Aly Mohammed, Fathi Islam S
Department of Artificial Intelligence, Faculty of Artificial Intelligence, Egyptian Russian University, Badr City, 11829, Egypt.
Department of Computer Science, Faculty of Information Technology, Ajloun National University, P. O. 43, Ajloun, 26810, Jordan.
Sci Rep. 2025 Jun 23;15(1):20253. doi: 10.1038/s41598-025-06344-8.
Gesture recognition plays a vital role in computer vision, especially for interpreting sign language and enabling human-computer interaction. Many existing methods struggle with challenges like heavy computational demands, difficulty in understanding long-range relationships, sensitivity to background noise, and poor performance in varied environments. While CNNs excel at capturing local details, they often miss the bigger picture. Vision Transformers, on the other hand, are better at modeling global context but usually require significantly more computational resources, limiting their use in real-time systems. To tackle these issues, we propose a Hybrid Transformer-CNN model that combines the strengths of both architectures. Our approach begins with CNN layers that extract detailed local features from both the overall hand and specific hand regions. These CNN features are then refined by a Vision Transformer module, which captures long-range dependencies and global contextual information within the gesture. This integration allows the model to effectively recognize subtle hand movements while maintaining computational efficiency.

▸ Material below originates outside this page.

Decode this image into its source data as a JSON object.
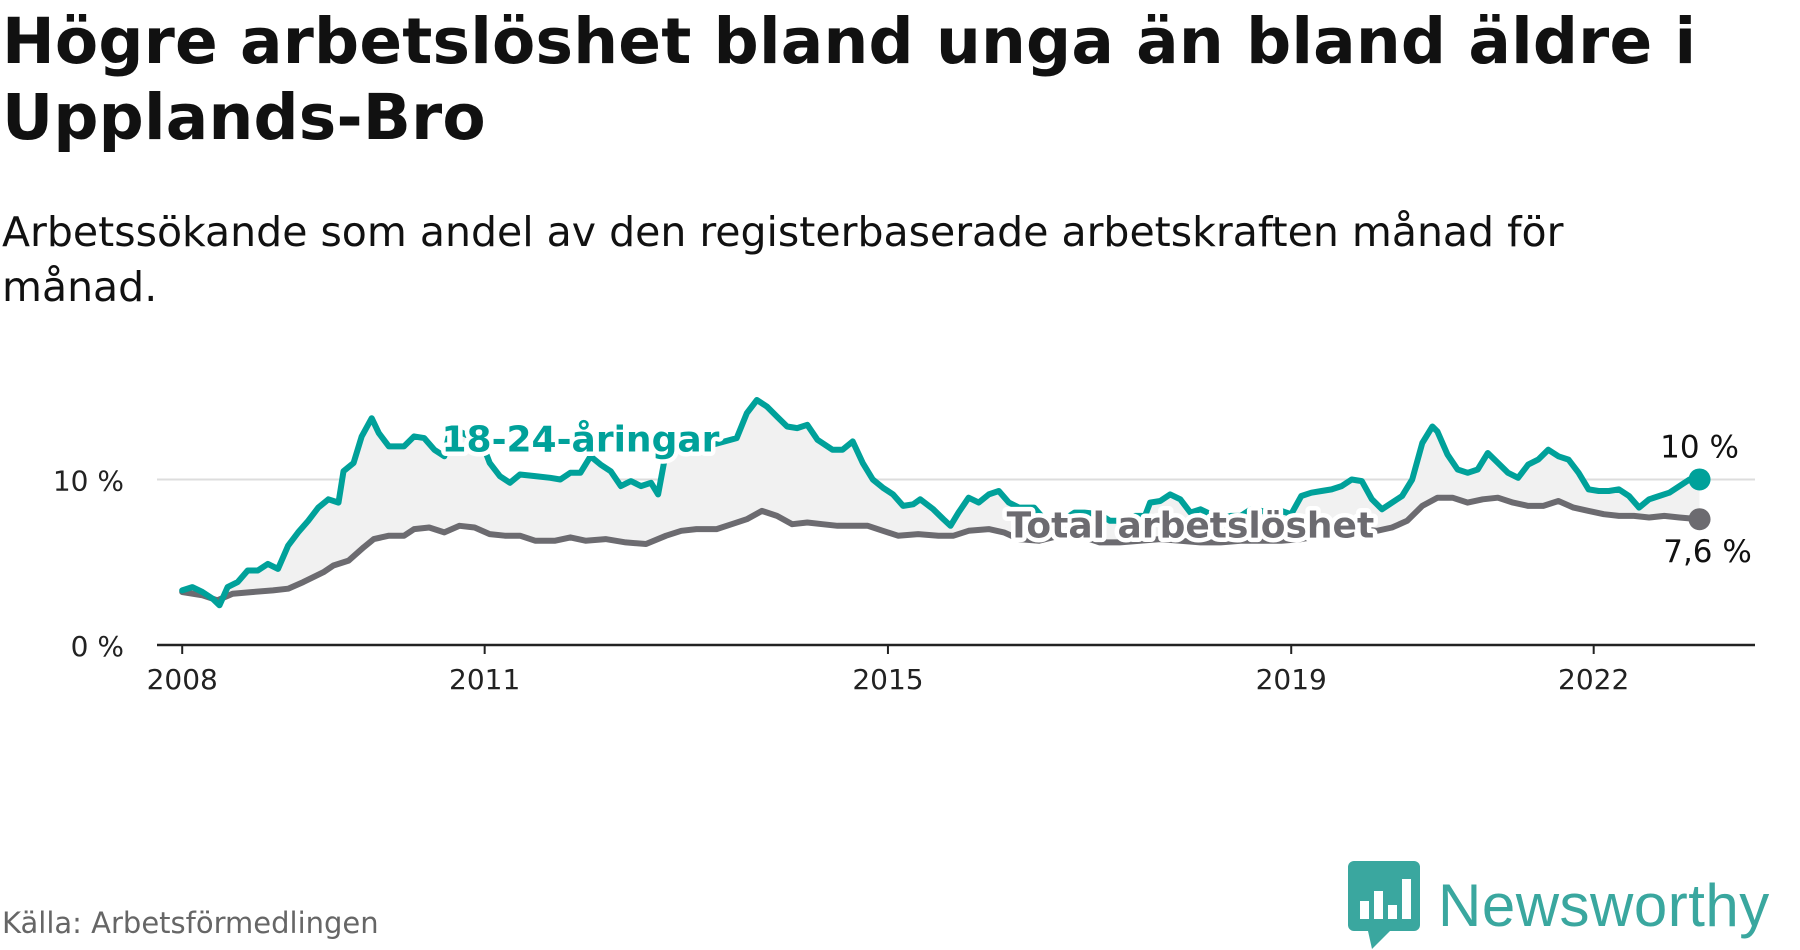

Tested on the ASL Alphabet dataset, our model achieves a high accuracy of 99.97%, runs at 110 frames per second, and requires only 5.0 GFLOPs-much less than traditional Vision Transformer models, which need over twice the computational power. Central to this success is our feature fusion strategy using element-wise multiplication, which helps the model focus on important gesture details while suppressing background noise. Additionally, we employ advanced data augmentation techniques and a training approach incorporating contrastive learning and domain adaptation to boost robustness. Overall, this work offers a practical and powerful solution for gesture recognition, striking an optimal balance between accuracy, speed, and efficiency-an important step toward real-world applications.
手势识别在计算机视觉中起着至关重要的作用,特别是在解读手语和实现人机交互方面。许多现有方法面临着诸如计算需求大、理解远距离关系困难、对背景噪声敏感以及在各种环境中性能不佳等挑战。虽然卷积神经网络(CNNs)擅长捕捉局部细节,但它们往往忽略了整体情况。另一方面,视觉Transformer在建模全局上下文方面表现更好,但通常需要更多的计算资源,这限制了它们在实时系统中的应用。为了解决这些问题,我们提出了一种混合Transformer-CNN模型,该模型结合了两种架构的优势。我们的方法首先通过CNN层从整个手部和特定手部区域提取详细的局部特征。然后,这些CNN特征由视觉Transformer模块进行细化,该模块捕捉手势中的远距离依赖关系和全局上下文信息。这种整合使模型能够有效地识别细微的手部动作,同时保持计算效率。在ASL字母数据集上进行测试时,我们的模型实现了99.97%的高精度,每秒运行110帧,仅需要5.0 GFLOPs,远低于传统的视觉Transformer模型,后者需要两倍以上的计算能力。这一成功的关键在于我们使用逐元素乘法的特征融合策略,该策略有助于模型专注于重要的手势细节,同时抑制背景噪声。此外,我们采用了先进的数据增强技术以及一种结合对比学习和域适应的训练方法来提高鲁棒性。总体而言,这项工作为手势识别提供了一个实用且强大的解决方案,在准确性、速度和效率之间取得了最佳平衡,这是迈向实际应用的重要一步。